Much like the Ku Klux Klan in America in the twenties, to which Hamas and Al-Queda bear an almost eerie similarity, today's Islamofascist leaders understand that more than any other form of identity, a person's religious beliefs go to the core of their very being, and that this basic identity can be strengthened and focused in the service of evil leaders when believers are given a specific and identifiable enemy to hate. I think it is absolutely no coincidence that the offending cartoon, which appeared in a Danish newspaper last September, is just now being trotted out by the haters-in-chief on the Middle Eastern street, at a time when Hamas is ascendant in the Palestinian territories and Iran now speaks clearly of a desire for world domination. What we see here is not unlike how Nazi philosophers Alfred Rosenbeg and Julius Stricher used twisted Christian mysticism in the 1920s to lay the foudation for the Holocaust. In fact, many of the early anti-Semitic Nazi propaganda was in the form of cartoons.
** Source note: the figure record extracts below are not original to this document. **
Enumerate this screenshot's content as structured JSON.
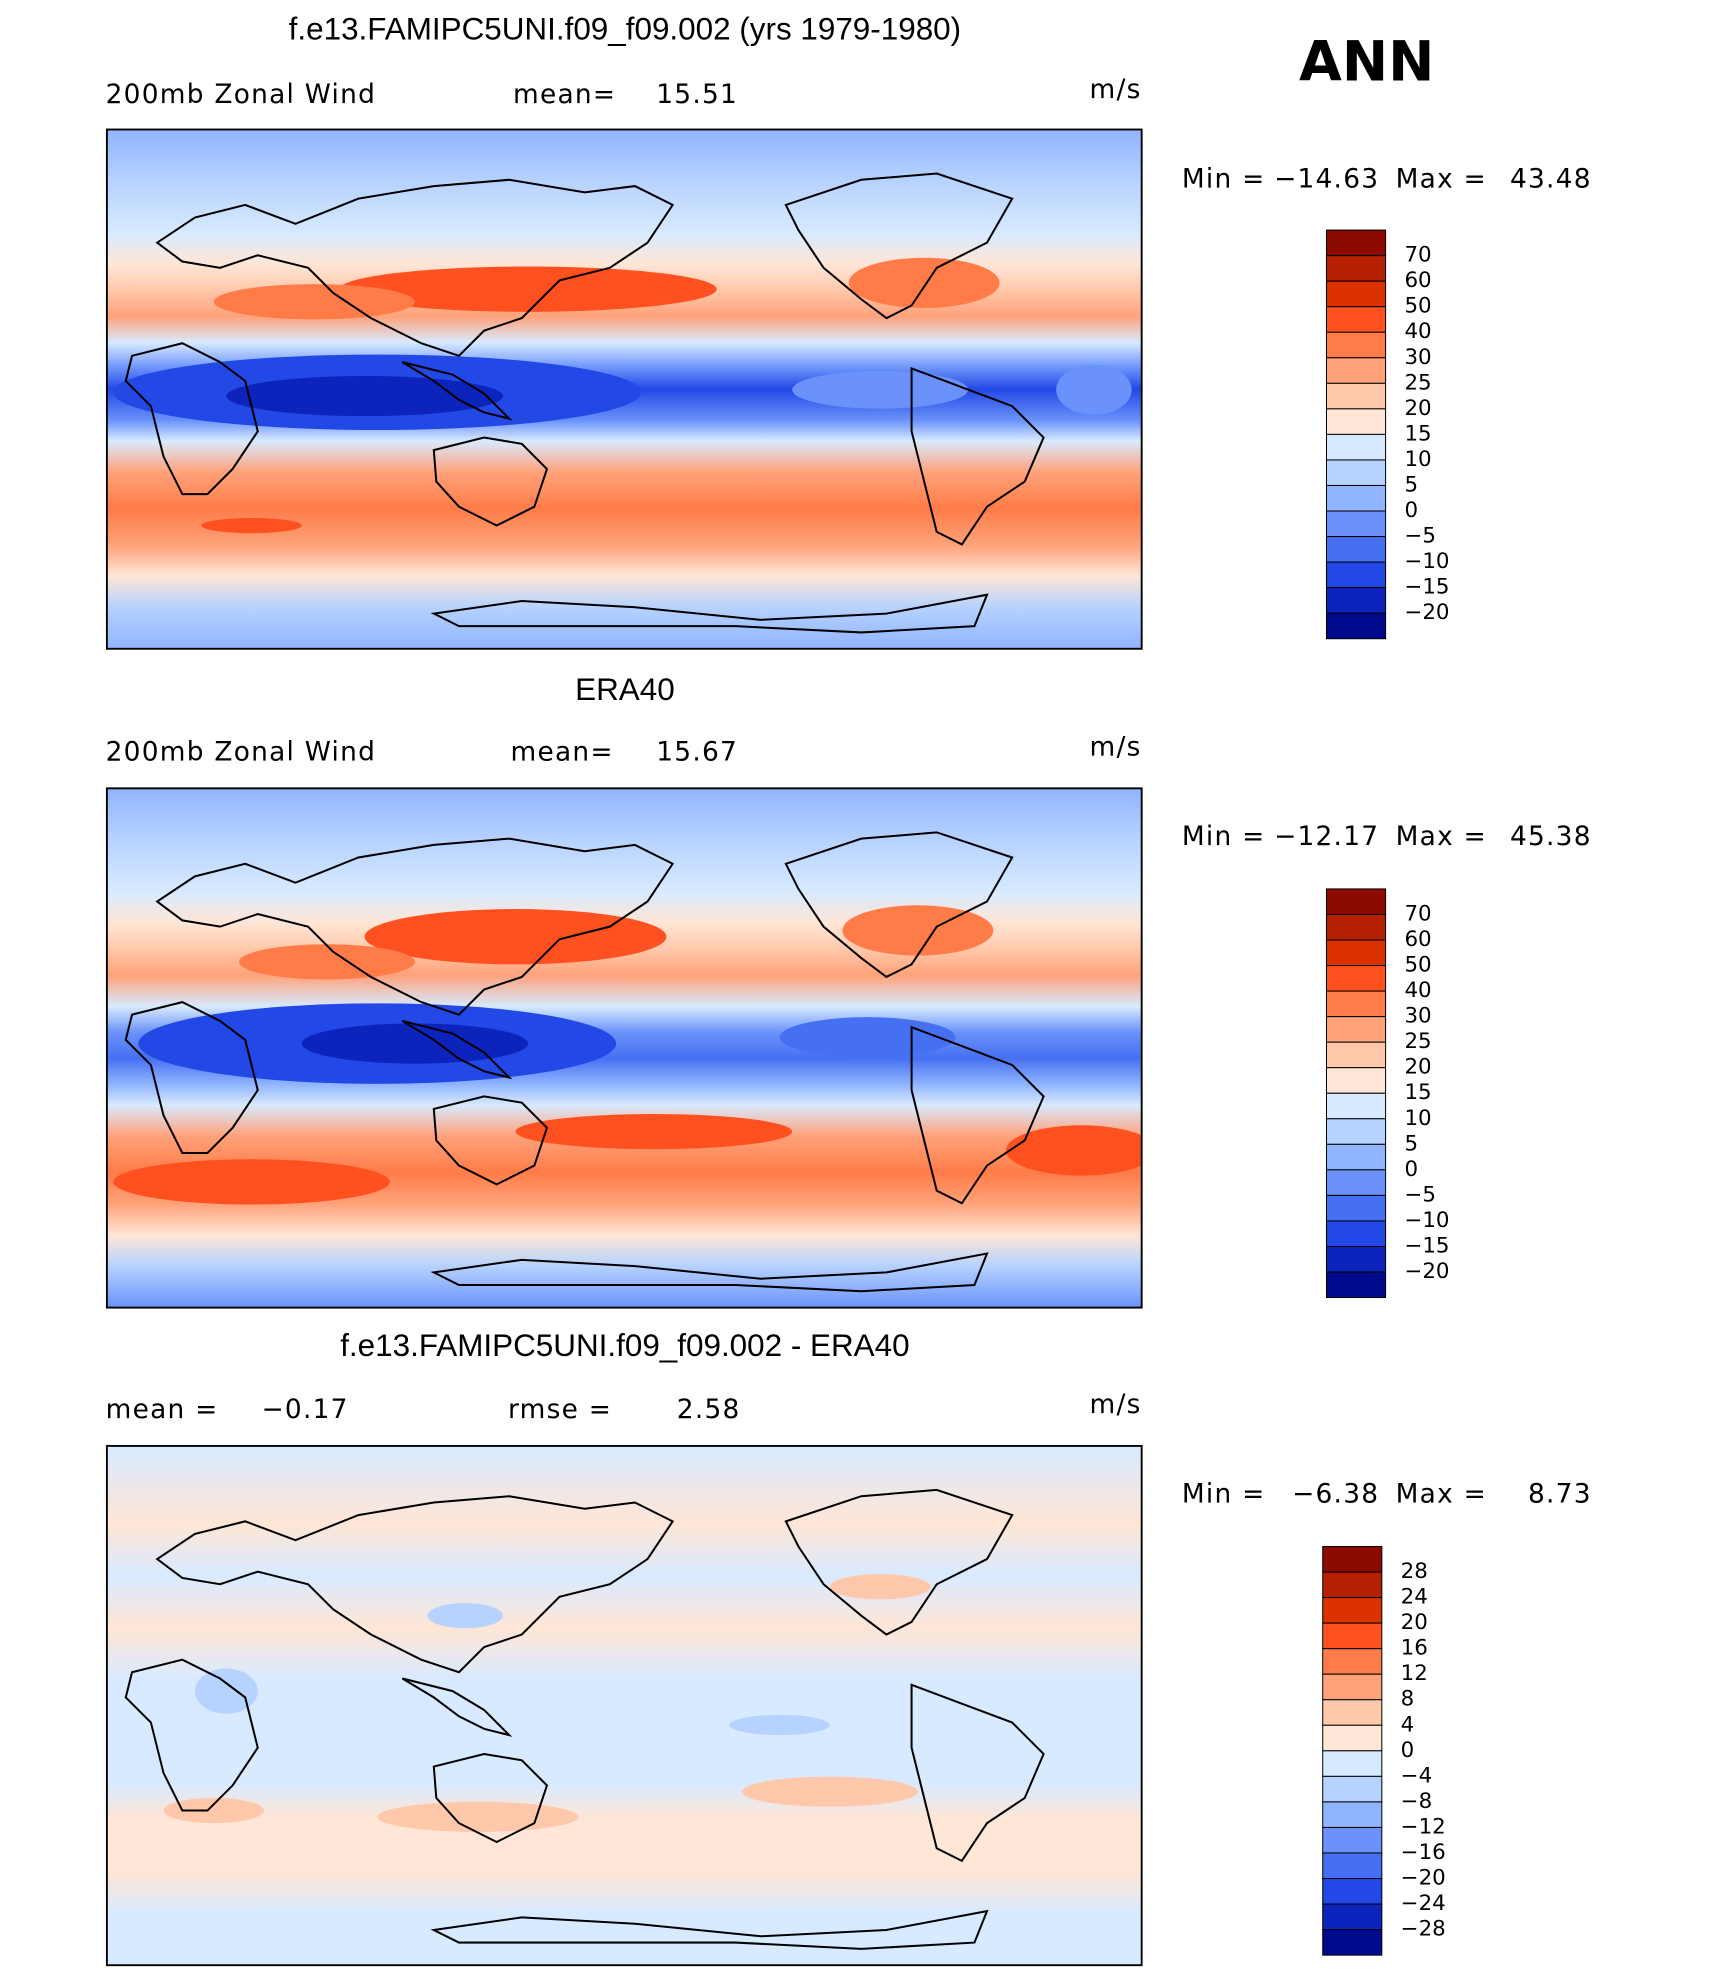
{
  "season": "ANN",
  "colors": [
    "#8c0a00",
    "#b42000",
    "#dc3200",
    "#ff5020",
    "#ff7c48",
    "#ffa27a",
    "#ffc8aa",
    "#ffe6d6",
    "#d8eaff",
    "#b6d2ff",
    "#90b4ff",
    "#6a92fa",
    "#4670f2",
    "#2248e6",
    "#0c24bc",
    "#000a8c"
  ],
  "panels": [
    {
      "title": "f.e13.FAMIPC5UNI.f09_f09.002 (yrs 1979-1980)",
      "left_labels": [
        "200mb  Zonal  Wind",
        "mean=",
        "15.51"
      ],
      "units": "m/s",
      "min_label": "Min  =",
      "min": "−14.63",
      "max_label": "Max  =",
      "max": "43.48",
      "levels": [
        "70",
        "60",
        "50",
        "40",
        "30",
        "25",
        "20",
        "15",
        "10",
        "5",
        "0",
        "−5",
        "−10",
        "−15",
        "−20"
      ]
    },
    {
      "title": "ERA40",
      "left_labels": [
        "200mb  Zonal  Wind",
        "mean=",
        "15.67"
      ],
      "units": "m/s",
      "min_label": "Min  =",
      "min": "−12.17",
      "max_label": "Max  =",
      "max": "45.38",
      "levels": [
        "70",
        "60",
        "50",
        "40",
        "30",
        "25",
        "20",
        "15",
        "10",
        "5",
        "0",
        "−5",
        "−10",
        "−15",
        "−20"
      ]
    },
    {
      "title": "f.e13.FAMIPC5UNI.f09_f09.002 - ERA40",
      "left_labels": [
        "mean  =",
        "−0.17",
        "rmse  =",
        "2.58"
      ],
      "units": "m/s",
      "min_label": "Min  =",
      "min": "−6.38",
      "max_label": "Max  =",
      "max": "8.73",
      "levels": [
        "28",
        "24",
        "20",
        "16",
        "12",
        "8",
        "4",
        "0",
        "−4",
        "−8",
        "−12",
        "−16",
        "−20",
        "−24",
        "−28"
      ]
    }
  ]
}
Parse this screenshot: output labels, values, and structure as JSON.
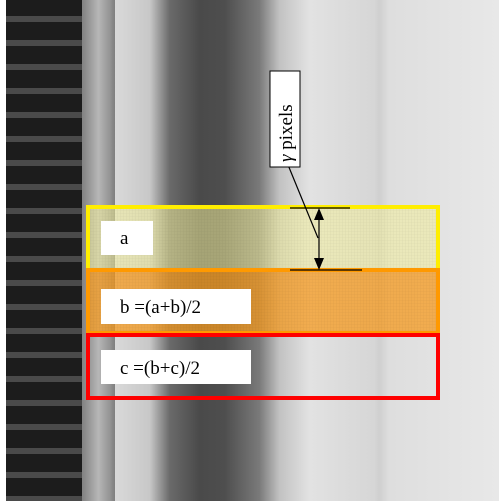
{
  "diagram": {
    "regions": [
      {
        "id": "a",
        "label": "a",
        "border_color": "#ffee00",
        "fill_color": "#f2ee9a",
        "fill_opacity": 0.55
      },
      {
        "id": "b",
        "label": "b =(a+b)/2",
        "border_color": "#ff9900",
        "fill_color": "#f59a1e",
        "fill_opacity": 0.75
      },
      {
        "id": "c",
        "label": "c =(b+c)/2",
        "border_color": "#ff0000",
        "fill_color": "none",
        "fill_opacity": 0
      }
    ],
    "annotation": {
      "symbol": "γ",
      "text": " pixels"
    }
  },
  "colors": {
    "dark_stripes": "#1a1a1a",
    "light_gap": "#5a5a5a",
    "background_light": "#e6e6e6",
    "dark_band": "#505050"
  }
}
Dictatorships in the Middle East have for fifty years used appeals to the alleged disrespect and humiliation of Islam to focus the concerns of their own people away from despotism, poverty, and the cultural and intellectual stagnation of Middle Eastern society, much is which is caused by this very religious xenophobia we see being exhibited this week. Ironically, the Middle Eastern press, even moderate institutions like Al-Jazeera, use cartoons depicting Jews and Jewish religious leaders as butchers, child killers, even as cannibals on almost a daily basis, something which the Muslim demonstrators from London to Indonesia seem to recognize without a hint of hypocrisy.
A westerner would look at the cartoon and attempt to acknowledge and alter whatever behavior had caused people in other cultures to paint a revered religious figure in such a negative light. But there's no room for introspection when you're rousing the rabble to violence for your own power and profit.
Whether it is in the American South, Weimar Germany or the modern Middle East, appeals to religious identity, fanned by a feling of impotence in the face of perceived cultural humilation and oppression, are powerful ingredients for opportunistic 'leaders' to spark radical and self-serving violence, as the demagogues in the Middle East demonstrated this past week, and as the insurgents in Iraq and the Neo Nazi government in Iran have been demonstrating for months. That is why, as America succesfully did with the Klan, the Islamofascist leaders must be marginalized, and the people who would otherwise threaten 'beheadings' over a five month old cartoon published in another country, be allowed to realize that their economic, social, political, and above all moral aspirations can be realized. So they understand the value of all people, and know that they and their children can do good for this world more than strap on a suicide bomb so somebody else can make a profit.
When the Tammany Hall boss William Marcy Tweed was being led off to prison in the 19th Century, he placed the blame for his downfall squarely on the brilliant muckraking cartoonist Thomas Nast. "I can sway the crowds with words and I can buy them with bribes," Nast said, in a sentiment Al-Queda and Hamas would easily understand today. "But there's nothing I can do about those little pictures."